Lead song Hole in the Sky is one of the band’s most immediate rockers, and the churning, perpetual rhythm of Symptom of the Universe laid the foundation for the upcoming "New Wave of British Heavy Metal" and is often credited with initiating the thrash metal aesthetic. These guys had always been scary, but it’s clear from the beginning of Sabotage that now they’re pissed off. While their earlier material preferred to lurch about in dark atmospherics, Sabotage’s opening tracks are straight downhill; less menacing than they are pummeling and overbearing. It starts getting weird with the aptly-named side-one closer Megalomania. The track grinds its way into larger-than-life territory via Ozzy’s coked-out obsession with tracking his vocals several times over and drummer Bill Ward’s similar deal with “backwards cymbal” and other effects. The band had never sounded more unhinged, yet it all seems to fit. Megalomania does not surpass a snail’s pace until nearly four minutes in, instead alternating between sullen laments and depraved cries of agony- all seeming to come from unfathomable depths of murk. By the time the song kicks into gear halfway through, you know you’re at the mercy of a madman. The band clearly hits a stride though, delivering their familiar aesthetic with bursting immediacy and edge.
Side two opens with The Thrill of it All, which begins as a solid riff-based track but very quickly grows out of itself to the point of pomposity. The song is okay, it just becomes too bouncy and light for the albums context, sounding much more like what Ozzy would go on to do with his solo career (a trap also succumbed to by later song Am I Going Insane). However, it gives way to the gloriously devilish Supertzar; a grinding instrumental that immediately restores all of the evilness that Sabbath had built their legacy upon. Tony Iommi unleashes one of his darkest guitar riffs, only to be dramatically harmonized by a catholic-esque choir. On a promising album that threatened to blow itself out of proportion, Supertzar is brilliantly placed, taking the top off while simultaneously bringing the band back to its roots in a big way.

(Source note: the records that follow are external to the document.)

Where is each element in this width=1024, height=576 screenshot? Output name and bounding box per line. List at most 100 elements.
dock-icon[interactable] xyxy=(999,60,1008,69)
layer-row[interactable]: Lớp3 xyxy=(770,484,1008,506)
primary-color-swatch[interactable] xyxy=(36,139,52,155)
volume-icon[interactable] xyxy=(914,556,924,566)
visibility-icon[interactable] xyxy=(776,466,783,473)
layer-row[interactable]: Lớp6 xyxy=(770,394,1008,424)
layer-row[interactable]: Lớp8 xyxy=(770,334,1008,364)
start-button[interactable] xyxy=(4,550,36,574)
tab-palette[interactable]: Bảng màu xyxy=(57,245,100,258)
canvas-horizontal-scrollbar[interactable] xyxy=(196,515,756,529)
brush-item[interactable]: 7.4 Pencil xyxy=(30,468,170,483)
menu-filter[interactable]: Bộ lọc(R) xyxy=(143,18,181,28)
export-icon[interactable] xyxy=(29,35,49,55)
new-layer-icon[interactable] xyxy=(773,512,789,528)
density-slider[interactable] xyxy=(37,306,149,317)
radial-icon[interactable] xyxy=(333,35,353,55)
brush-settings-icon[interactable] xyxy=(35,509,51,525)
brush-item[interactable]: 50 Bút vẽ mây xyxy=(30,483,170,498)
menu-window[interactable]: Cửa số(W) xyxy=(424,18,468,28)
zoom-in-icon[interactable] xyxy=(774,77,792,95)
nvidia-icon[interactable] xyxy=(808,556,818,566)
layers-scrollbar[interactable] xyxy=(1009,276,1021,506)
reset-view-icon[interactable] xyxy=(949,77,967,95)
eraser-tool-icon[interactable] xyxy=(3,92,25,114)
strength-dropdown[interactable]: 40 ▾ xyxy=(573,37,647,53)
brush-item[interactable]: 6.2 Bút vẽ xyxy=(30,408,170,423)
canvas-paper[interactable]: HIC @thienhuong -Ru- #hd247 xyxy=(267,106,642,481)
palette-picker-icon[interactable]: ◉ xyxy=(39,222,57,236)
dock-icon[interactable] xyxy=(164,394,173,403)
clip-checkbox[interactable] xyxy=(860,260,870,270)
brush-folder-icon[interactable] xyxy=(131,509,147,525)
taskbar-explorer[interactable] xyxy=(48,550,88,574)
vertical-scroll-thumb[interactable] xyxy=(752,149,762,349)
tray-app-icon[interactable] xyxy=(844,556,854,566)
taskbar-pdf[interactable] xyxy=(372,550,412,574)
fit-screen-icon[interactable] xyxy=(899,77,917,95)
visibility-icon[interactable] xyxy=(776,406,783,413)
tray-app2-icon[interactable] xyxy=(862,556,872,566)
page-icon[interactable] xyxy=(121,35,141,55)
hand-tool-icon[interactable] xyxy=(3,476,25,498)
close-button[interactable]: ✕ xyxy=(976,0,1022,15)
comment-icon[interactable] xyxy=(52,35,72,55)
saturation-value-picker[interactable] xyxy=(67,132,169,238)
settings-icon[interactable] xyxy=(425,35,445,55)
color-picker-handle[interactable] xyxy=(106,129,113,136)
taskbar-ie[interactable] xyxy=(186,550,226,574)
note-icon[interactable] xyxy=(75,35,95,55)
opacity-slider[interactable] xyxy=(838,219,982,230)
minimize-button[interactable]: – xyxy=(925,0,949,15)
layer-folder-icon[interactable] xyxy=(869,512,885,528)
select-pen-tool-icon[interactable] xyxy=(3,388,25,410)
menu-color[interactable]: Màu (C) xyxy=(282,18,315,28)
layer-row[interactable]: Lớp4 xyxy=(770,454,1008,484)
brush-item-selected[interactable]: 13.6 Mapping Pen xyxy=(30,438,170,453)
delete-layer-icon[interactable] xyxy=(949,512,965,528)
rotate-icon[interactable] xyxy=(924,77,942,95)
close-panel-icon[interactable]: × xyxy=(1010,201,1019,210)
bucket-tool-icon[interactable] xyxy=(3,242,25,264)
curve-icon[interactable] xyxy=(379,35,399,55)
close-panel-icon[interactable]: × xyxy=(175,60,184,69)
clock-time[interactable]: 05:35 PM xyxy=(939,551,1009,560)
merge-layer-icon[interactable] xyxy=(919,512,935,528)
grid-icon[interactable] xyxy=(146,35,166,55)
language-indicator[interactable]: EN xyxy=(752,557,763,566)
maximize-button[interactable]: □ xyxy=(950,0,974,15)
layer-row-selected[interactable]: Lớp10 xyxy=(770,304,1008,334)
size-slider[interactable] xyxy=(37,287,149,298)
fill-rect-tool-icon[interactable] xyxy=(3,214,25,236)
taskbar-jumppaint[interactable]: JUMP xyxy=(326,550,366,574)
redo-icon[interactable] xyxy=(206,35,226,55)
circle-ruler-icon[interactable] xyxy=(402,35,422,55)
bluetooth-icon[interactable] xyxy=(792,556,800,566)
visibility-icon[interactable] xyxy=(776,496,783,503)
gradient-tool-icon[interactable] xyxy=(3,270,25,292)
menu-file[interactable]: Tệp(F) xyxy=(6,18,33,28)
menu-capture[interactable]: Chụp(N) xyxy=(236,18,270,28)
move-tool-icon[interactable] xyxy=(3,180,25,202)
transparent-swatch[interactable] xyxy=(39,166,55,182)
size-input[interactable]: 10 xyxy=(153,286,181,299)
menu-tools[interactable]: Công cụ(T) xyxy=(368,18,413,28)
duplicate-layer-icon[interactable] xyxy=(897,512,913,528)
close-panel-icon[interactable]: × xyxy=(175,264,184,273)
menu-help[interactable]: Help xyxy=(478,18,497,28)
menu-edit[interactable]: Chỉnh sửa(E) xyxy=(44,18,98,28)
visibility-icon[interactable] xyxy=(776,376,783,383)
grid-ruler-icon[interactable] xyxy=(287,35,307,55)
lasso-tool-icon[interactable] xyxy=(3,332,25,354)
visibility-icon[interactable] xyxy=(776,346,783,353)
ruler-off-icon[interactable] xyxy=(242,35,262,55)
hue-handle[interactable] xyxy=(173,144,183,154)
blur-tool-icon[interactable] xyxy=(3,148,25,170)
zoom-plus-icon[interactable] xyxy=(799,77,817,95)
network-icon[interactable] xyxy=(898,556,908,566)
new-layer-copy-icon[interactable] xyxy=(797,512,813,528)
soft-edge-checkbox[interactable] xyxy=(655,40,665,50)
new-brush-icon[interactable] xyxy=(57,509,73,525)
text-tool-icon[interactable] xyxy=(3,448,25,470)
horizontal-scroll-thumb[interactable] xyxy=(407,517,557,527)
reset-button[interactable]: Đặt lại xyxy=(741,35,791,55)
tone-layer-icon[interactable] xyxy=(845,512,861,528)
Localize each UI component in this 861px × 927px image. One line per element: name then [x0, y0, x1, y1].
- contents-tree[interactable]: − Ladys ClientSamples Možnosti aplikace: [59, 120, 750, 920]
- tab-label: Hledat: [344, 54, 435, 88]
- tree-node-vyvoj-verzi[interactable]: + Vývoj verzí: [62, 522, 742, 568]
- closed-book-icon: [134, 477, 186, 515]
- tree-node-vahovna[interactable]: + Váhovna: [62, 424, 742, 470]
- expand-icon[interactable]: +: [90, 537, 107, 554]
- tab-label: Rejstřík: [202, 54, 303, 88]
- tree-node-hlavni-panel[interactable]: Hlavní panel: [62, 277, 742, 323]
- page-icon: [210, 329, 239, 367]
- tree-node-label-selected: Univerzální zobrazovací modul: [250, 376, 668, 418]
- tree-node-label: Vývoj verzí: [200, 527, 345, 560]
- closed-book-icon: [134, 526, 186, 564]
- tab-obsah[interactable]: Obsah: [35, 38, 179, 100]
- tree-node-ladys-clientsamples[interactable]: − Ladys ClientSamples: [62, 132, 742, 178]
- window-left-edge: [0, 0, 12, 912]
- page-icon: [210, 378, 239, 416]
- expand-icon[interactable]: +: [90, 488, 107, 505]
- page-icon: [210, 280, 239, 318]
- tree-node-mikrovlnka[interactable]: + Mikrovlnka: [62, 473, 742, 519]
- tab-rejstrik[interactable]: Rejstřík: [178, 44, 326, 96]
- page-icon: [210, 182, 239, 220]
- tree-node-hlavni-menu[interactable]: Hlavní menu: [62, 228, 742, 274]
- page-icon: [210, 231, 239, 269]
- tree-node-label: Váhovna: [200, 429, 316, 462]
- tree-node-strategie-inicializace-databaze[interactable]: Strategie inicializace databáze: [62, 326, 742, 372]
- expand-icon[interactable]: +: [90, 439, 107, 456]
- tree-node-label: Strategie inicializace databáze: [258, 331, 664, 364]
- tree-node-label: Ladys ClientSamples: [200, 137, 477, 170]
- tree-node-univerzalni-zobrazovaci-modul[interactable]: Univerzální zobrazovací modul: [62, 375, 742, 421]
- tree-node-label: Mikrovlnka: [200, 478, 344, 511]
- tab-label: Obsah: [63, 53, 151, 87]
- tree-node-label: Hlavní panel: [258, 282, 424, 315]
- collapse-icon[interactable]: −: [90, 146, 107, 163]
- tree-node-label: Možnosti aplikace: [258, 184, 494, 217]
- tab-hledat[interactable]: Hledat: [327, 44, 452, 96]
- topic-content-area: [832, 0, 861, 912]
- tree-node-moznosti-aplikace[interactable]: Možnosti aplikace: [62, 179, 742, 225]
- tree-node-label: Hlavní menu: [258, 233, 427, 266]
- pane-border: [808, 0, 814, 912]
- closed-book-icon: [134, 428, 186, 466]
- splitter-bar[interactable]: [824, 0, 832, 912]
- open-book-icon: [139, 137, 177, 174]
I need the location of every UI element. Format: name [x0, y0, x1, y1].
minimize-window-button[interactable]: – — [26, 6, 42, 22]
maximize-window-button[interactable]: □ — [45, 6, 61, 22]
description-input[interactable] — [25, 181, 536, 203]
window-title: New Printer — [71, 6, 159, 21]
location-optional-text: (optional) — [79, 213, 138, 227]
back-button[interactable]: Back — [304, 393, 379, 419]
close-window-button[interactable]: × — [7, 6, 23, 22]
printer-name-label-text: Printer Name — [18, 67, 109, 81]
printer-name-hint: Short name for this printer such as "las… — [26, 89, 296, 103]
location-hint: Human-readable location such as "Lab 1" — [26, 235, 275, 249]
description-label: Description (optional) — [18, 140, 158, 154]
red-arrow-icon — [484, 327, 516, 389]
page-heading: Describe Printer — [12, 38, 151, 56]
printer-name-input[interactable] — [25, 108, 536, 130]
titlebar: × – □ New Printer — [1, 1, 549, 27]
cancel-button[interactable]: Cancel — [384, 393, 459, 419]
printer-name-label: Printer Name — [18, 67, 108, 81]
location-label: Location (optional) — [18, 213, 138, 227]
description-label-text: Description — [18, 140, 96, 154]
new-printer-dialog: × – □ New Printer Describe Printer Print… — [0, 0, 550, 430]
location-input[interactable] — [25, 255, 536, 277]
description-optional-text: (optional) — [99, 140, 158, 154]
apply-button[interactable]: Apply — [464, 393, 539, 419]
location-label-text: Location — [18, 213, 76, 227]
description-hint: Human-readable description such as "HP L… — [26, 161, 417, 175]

The albums final epic The Writ opens with a droning bassline before giving way to a jarringly hostile verse section; which lyrically seems to depict the wrongdoing of the band’s record label at the time. Whatever the case, The Writ ends Sabotage in remarkably fitting fashion. The track plays as much too overblown for the band’s own good, while also devastatingly suffocating in its heaviness. It should also be noted that during the song’s midsection I used to be absolutely sure that Ozzy was chanting “Matt…” which increased its impact tenfold... I still choose to believe, though it apparently is “rat”.